According to its website, Defense Technology is still very much in the chemical weapons business. In the “chemical agent devices” section of its website, the popular Triple-Chaser tear gas grenade still receives top billing; Triple-Chaser is a particularly infamous brand whose widespread use against civilians was the subject of an incisive short documentary by filmmaker Laura Poitras and the research group Forensic Architecture, exhibited at the 2019 Whitney Biennial to protest Kanders’s relationship with the museum. (Poitras was a founding editor of The Intercept.) Defense Technology lists a total of 117 different chemical weapons, including dozens containing the deeply toxic compounds hexachloroethane and 2-chlorobenzalmalononitrile, often abbreviated as CS.

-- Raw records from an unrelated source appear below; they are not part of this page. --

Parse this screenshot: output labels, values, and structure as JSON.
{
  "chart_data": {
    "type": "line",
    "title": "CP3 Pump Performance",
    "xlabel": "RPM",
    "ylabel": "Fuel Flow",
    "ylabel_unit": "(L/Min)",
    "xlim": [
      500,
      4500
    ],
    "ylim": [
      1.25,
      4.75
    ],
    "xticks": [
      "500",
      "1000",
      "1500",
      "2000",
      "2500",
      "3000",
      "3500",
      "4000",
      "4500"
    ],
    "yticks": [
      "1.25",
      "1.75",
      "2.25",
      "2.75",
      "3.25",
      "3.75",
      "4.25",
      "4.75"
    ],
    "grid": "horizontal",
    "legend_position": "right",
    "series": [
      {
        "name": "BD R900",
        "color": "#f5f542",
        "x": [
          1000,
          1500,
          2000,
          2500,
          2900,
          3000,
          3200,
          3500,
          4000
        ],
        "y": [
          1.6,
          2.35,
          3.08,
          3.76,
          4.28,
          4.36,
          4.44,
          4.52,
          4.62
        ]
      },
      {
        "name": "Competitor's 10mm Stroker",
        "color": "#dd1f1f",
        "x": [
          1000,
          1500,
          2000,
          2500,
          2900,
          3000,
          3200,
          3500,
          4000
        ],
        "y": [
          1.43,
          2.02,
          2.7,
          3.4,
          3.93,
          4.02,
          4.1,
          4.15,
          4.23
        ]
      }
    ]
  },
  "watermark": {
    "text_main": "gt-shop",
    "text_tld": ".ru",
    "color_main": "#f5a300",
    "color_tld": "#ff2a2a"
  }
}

Not only does Kanders still control Defense Technology via his majority stake in Cadre, but the company also appears to remain tightly integrated with Safariland. Despite the claims of divestiture, the two companies don’t appear to have gone to any great lengths to conceal their close ongoing relationship, and records suggest that the companies are not merely connected but one and the same. Federal procurement records show that Safariland was still selling “less-lethal” Defense Technology weapons to the Bureau of Prisons as 0f January. As recently as April of this year, Safariland posted a job opening at the Defense Technology Training Academy; a retail job posted by the company notes, “The Safariland Group offers a number of recognized brand names in these markets including … Defense Technology.” In their respective website terms of use pages, Cadre Holdings, Safariland, and Defense Technology provide the exact same Jacksonville, Florida, mailing address, with the latter, updated over a year after the alleged divestiture, actually instructing those with copyright infringement notices to address any such complaints to “Safariland, LLC Attn.” As of publication, both Safariland and Defense Technology’s web domains have identical registration information, according to filings reviewed by The Intercept, and share the same main contact phone number.

“At first I thought it was just a case of someone using old letterhead, but as I was digging deeper I found more and more things that hinted the companies are still connected.”

A call placed to Defense Technology to request comment on the divestment prompted an automated message from Safariland; after selecting Defense Technology’s extension, another automated Safariland greeting was played.

Cadre Holdings, Safariland, and Defense Technology did not respond to requests for comment.

Noam Perry, an activist and researcher with the American Friends Service Committee, shared his findings with The Intercept after looking into Safariland while working on a report about police militarization. “I knew going into the project that Safariland divested Defense Technology in 2020, so I was surprised when I saw receipts and shipping slips from 2021 that still identified Safariland as selling Defense Technology weapons and ammunition,” Perry told The Intercept via email. “At first I thought it was just a case of someone using old letterhead, but as I was digging deeper I found more and more things that hinted the companies are still connected.” While Perry thought at first that the divestment was simply dragging on, “in March the first annual report of Cadre Holdings came out and led me to believe they indeed lied.”

In a 2021 article for the Union of Concerned Scientists questioning whether Safariland had ever actually quit the chemical weapons business, researcher Juniper Simonis published emails obtained via public record request showing that the company continued to peddle Defense Technology gas weapons in 2020, citing “unprecedented” levels of demand, even after claiming to have divested from the chemical weapons business. Simonis also noted that Safariland continued to register trademarks using the Defense Technology brand, an unusual practice post-divestment.

“The news about Kanders’s misrepresentation of his business practices does not surprise us,” said Amin Husain, a professor at New York University who helped organize the anti-Kanders protests against the Whitney with the activist group Decolonize This Place. “This kind of dishonesty is typical of the tycoon class who use their art world associations and investments to launder their crimes against humanity.”